Juliet Mills's Eva is charming (though I have trouble with the notion that a 19-year-old girl that pretty is that innocent, even for 1965).  Her attempted "seduction" scene with Solo is a particular favorite of mine, both funny and touching.  It also motivates Eva to ally herself with the "horrid" Solo, thanks to Mme. N.'s casual willingness to kill not only Solo but also her.  There goes that hero worship thing for sure.

The dialogue is neat and snappy, from Solo fencing over dinner with Mme. N., to his encounter with Eva and the escape from the baggage car.  For example, Eva says that Mme. N. carries her jewels everywhere.  A few lines later she suggests appealing to the old girl's better nature, and Solo comments, "She hasn't carried that around with her for years."  Plus there is the neat repartee about plastic surgery in Act IV (see below).

How and why does Illya have a pre-knotted rope tucked into the back of his slacks late in the story?  Such a rope is a necessary tool, but wouldn't he keep it in his suitcase?  -- Oh, wait; he has the rope in hand in the Act I scene in their compartment.  Never mind.
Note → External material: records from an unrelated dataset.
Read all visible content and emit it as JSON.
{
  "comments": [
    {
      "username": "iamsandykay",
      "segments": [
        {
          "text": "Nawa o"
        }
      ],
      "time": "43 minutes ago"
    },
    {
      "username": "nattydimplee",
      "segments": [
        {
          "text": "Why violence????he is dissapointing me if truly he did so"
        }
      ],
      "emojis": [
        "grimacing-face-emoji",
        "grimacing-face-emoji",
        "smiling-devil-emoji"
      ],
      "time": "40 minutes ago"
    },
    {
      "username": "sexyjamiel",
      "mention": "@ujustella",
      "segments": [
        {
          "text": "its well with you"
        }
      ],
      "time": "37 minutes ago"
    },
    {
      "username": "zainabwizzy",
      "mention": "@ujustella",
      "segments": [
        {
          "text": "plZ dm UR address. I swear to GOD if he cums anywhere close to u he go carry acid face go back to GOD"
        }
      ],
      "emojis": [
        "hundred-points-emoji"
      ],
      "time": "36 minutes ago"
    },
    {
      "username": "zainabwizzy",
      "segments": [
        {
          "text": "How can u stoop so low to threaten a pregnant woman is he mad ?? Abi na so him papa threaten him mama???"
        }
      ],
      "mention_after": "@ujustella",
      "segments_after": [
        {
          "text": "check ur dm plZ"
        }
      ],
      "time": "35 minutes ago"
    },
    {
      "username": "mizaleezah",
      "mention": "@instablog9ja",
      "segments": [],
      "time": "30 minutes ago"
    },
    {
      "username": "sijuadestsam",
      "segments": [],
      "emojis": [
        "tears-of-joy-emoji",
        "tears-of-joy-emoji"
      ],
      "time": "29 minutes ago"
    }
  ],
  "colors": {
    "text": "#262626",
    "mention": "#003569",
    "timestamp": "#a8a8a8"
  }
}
Neat Touch Dept.:  When Solo removes his jacket in the cell, his gun and holster are gone; the security people on the train would have searched them and impounded their guns before locking them up.  A last question: Would Mme. N.'s stomach acid destroy the culture?  Could it get loose during her autopsy?

Verdict: With a McGuffin that poses a real threat, this one rockets along from incident to incident, murder to murder, and never lets us down.

Memorable lines:
Mme. Nemirovitch: "At my time of life, Schulz, every New Year is not only happy, it is ecstatic."

Mme. N. (to the waiter, after she sniffs the slivovitz): "You have been stamping the prunes out with your own feet again, haven't you?"

Solo (exasperated): "Well, we can't tear the whole train apart."
Illya (seriously): "Why not?"

Eva (breathlessly): "I'm mad about you!"
Solo (tongue planted firmly in cheek): "Ah, you poor, foolish child.  So many girls are.  I guess it's because of my long black hair and the way I play the guitar."


Eva: "You're supposed to act like a ravening beast!"
Solo: "I'm sorry, I gave up ravening quite a while ago. I send all those sort of cases out these days."

Solo (about Mme. N.): "Well, she has an honest face . . . even if it is the result of a triumph of plastic surgery."

Solo: "I once had my eyebrows burned off having Cherries Jubilee."
Illya: "The result was a triumph of plastic surgery."